Pero hay una verdad que no podemos ignorar: «Son tontos todos los que lo parecen y la mitad de los que no lo parecen», que también dijo Gracián. Y esto me da pie a pensar que no solo la audacia, sino la maldad, es atributo frecuentísimo entre los tontos. He llegado a esta conclusión recapitulando mi vida, porque he conocido en ella a muy pocos tontos que fueran buenos. Y malos son sobre todo aquellos que «de los átomos hacen vigas para sacar los ojos». Su principal objetivo es ése: dejarte ciego. Y lo peor de una ceguera repentina no es sólo no ver, sino quedar paralizado. Así el mal, el efecto más nocivo del mal.

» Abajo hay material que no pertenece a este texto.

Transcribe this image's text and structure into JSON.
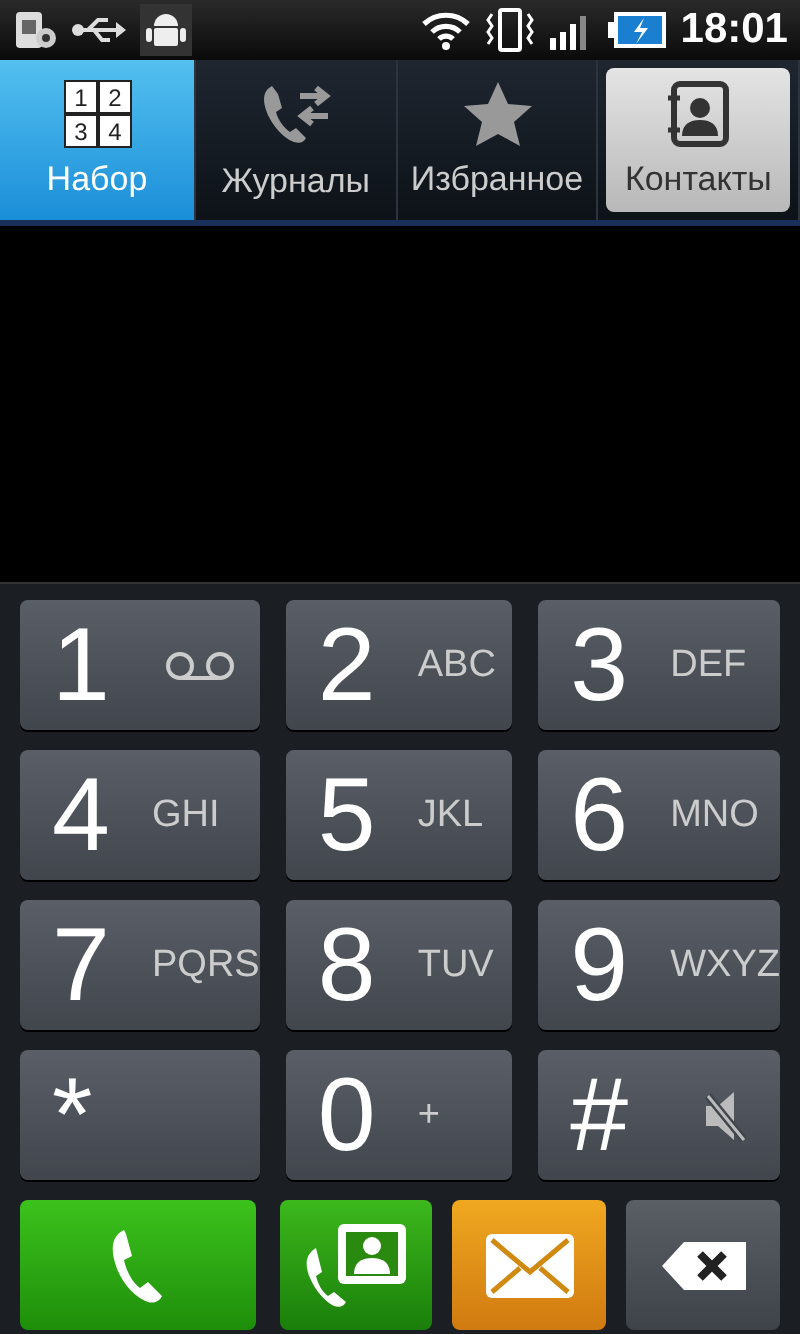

Pues para que la sabiduría no sea estéril; para que los tontos audaces no aumenten; para que los malvados no nos saquen los ojos y nos engañen con la verdad; para que la verdad importe; para que sea más importante lo que vemos que lo que creemos; para poder contemplar la nieve tras los cristales y que la nieve nos sosiegue, hemos de tomarnos muy al pie de la letra lo que ya nos aconsejó Quevedo: «más que persuadir para obrar», hay que «obrar para persuadir». Porque el momento ya no admite titubeos precavidos. Nos lo ha dicho Slavenka Drakulic, que conoce muy bien lo sucedido en los Balcanes:

«Necesitas una justificación para empezar a matar, necesitas ser convencido de que estás haciendo lo correcto, de que estás defendiéndote de un enemigo diabólico que quiere hacerte daño. (...) La gente necesita estar dispuesta a matar y morir por sus objetivos. Esto, afortunadamente, tarda un tiempo en suceder. De manera que hay que tener esperanza en que aún estamos a tiempo de explorar posibilidades que eviten un conflicto fatal en España».

Concluyo con Quevedo, que por citas no quede: «Determinarse tarde al remedio del daño, es daño sin remedio». Dicho queda.